I hope that is not too personal of a question to ask. If it is I apologize for being so presumptuous as to ask it.
This time I signed my name, no longer ashamed by my feelings.
I cleaned the house for a bit, and talked to Mom on the phone before I headed into work where my thoughts of incest faded into the back of my mind while the demands of the job took over.
That night, I again was exhausted, and I again decided to check on Paul, who this time was on his computer playing some online game and didn’t even hear me knock.
Entering, I startled him as he had his gaming headphones on. “Mom! Crap, you scared the heck out of me.”
“I thought I’d let you know I’m home,” I said, going to his bed and taking off my shoes.
He turned away from his game, which I took as flattery, as he watched me. I joked, “I think it’s time to get you a girlfriend.”
“Why?” He asked, trying to maintain eye contact with me and yet on more than one occasion taking quick, he thought unnoticeable, glimpses of my legs.

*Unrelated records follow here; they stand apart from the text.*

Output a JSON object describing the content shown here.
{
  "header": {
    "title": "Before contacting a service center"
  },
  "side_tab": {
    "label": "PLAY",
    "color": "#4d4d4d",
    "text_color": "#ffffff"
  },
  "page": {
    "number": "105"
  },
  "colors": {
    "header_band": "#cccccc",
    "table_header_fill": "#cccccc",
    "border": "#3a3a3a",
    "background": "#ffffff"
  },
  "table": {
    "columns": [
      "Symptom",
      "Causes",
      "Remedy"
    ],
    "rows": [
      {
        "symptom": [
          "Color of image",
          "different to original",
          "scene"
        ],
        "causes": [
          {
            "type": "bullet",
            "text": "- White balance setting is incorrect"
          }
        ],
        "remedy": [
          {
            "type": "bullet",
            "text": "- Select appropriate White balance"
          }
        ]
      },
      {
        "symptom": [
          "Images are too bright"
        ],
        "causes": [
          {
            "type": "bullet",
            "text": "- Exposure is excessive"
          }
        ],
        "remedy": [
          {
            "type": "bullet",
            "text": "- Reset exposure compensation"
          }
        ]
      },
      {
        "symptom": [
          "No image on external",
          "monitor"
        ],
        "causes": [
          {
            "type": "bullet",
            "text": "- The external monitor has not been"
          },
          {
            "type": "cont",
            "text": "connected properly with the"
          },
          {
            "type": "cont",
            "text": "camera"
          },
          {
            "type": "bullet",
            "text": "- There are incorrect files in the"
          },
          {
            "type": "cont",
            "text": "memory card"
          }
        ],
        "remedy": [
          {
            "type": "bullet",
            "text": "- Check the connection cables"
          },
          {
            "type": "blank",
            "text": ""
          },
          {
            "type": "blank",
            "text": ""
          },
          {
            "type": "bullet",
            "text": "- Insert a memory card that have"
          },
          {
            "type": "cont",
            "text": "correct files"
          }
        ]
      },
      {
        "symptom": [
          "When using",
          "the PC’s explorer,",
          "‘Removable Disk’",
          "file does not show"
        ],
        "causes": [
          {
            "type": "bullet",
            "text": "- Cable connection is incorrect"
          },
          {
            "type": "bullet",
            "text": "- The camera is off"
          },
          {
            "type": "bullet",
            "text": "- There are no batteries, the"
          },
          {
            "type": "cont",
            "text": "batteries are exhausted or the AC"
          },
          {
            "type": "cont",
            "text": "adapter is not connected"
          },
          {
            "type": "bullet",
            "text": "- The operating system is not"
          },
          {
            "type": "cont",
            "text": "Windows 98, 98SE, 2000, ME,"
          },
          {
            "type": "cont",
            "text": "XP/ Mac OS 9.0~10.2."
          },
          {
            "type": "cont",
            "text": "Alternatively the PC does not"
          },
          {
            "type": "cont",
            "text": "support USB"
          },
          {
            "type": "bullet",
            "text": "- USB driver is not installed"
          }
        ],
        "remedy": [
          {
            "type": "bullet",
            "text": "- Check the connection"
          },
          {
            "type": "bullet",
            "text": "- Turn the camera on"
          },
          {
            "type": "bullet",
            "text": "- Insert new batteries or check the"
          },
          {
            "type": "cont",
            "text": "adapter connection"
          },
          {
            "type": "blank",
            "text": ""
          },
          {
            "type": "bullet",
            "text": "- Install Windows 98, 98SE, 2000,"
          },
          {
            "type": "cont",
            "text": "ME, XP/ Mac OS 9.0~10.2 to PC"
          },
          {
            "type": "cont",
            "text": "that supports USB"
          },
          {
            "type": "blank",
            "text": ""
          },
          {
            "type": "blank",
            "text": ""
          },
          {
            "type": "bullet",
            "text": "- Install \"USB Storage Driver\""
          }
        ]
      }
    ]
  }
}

“When I was your age I was going to parties, meeting boys and well,” I shrugged, as I took my first shoe off, “you know.”
“What?” my adorable, but innocent son asked, clearly unable to focus on my words.
“Making out,” I answered. “Plus, I met your dad when I was eighteen, too.”
“You did?” He asked, “You’ve never told me how you and Dad met.”
“It was lust at first sight,” I joked, as I tossed my second shoe on the ground and collapsed backwards onto his bed.
“W-w-what?” He stammered, clearly distracted by both my words and my legs.
I rolled onto my side to face him, my legs stacked onto each other, and said, “You’re eighteen, I guess you’re old enough to hear this, if you can handle your old bag of a mother telling you about her young, wild days.”